Tracy Wilkinson, Los Angeles Times on

Published in News & Features

The U.S. maintains that such an elevation of Palestinian status has to come as part of a treaty with Israel that enshrines the two-state solution: establishment of a sovereign Palestinian state alongside Israel, complete with a raft of complicated security and territorial agreements.

The reality on the ground is nowhere near that.

Even before the Oct. 7 Hamas-led attack in southern Israel that killed about 1,200 people, the right-wing government of Israel was expanding Jewish settlements in the West Bank on land that Palestinians claim as theirs. Continued Israeli military occupation of the West Bank and the scores of heavily guarded settlements, considered illegal under international law, have rendered a contiguous Palestinian state in the region impossible, critics say.
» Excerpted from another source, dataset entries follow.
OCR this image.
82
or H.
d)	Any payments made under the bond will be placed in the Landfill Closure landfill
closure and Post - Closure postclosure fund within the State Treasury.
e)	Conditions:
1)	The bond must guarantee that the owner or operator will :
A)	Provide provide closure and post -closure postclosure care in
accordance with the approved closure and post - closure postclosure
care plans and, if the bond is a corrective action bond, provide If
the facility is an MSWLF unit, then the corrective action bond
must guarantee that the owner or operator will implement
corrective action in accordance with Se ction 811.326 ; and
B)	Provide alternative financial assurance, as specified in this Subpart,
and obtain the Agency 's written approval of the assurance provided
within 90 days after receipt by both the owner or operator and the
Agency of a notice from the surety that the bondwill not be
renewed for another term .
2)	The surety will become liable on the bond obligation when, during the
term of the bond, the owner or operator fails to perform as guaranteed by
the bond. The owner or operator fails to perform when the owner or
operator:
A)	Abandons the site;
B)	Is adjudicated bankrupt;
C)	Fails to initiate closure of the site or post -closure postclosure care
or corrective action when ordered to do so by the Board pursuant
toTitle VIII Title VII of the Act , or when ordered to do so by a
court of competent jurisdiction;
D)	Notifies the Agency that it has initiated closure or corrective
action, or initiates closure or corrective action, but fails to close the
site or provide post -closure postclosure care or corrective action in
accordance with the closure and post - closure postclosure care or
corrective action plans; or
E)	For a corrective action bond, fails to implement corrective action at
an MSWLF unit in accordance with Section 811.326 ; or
The war in the Gaza Strip has further complicated the equation because of the vast devastation of the coastal enclave — nearly 34,000 Palestinians have been killed in the Israeli offensive, according to Gaza health officials — and the reluctance many in the international community would have to seeing Hamas members in a Palestinian national government.

What do the Palestinians say?

For Palestinians, full U.N. membership is one more step in recognition of their long-standing vision of statehood, an ever-more-elusive goal since the 1948 establishment of Israel that led to the displacement of millions of Palestinians.

 

But the current nature of Palestinian leadership also leaves many questions unanswered. The West Bank, governed by the internationally recognized secular Palestinian Authority, is divided from the Gaza Strip, which is ruled by Hamas, an Islamic militancy considered by the U.S. and some European countries to be a terrorist organization.

President Joe Biden and others have urged major reforms of the Palestinian Authority, which is itself deeply unpopular among Palestinians, who see it as corrupt and ineffective.

Palestinians do not have “a credible leadership … capable of leading it out of its current existential crisis,” Khalil Jahshan, executive director of the Arab Center in Washington, said in a panel discussion Thursday.

Even if formation of a Palestinian state is practically impossible right now, granting U.N. membership would be a useful re-upping of the issue, said Mustafa Barghouti, a prominent Palestinian politician and activist.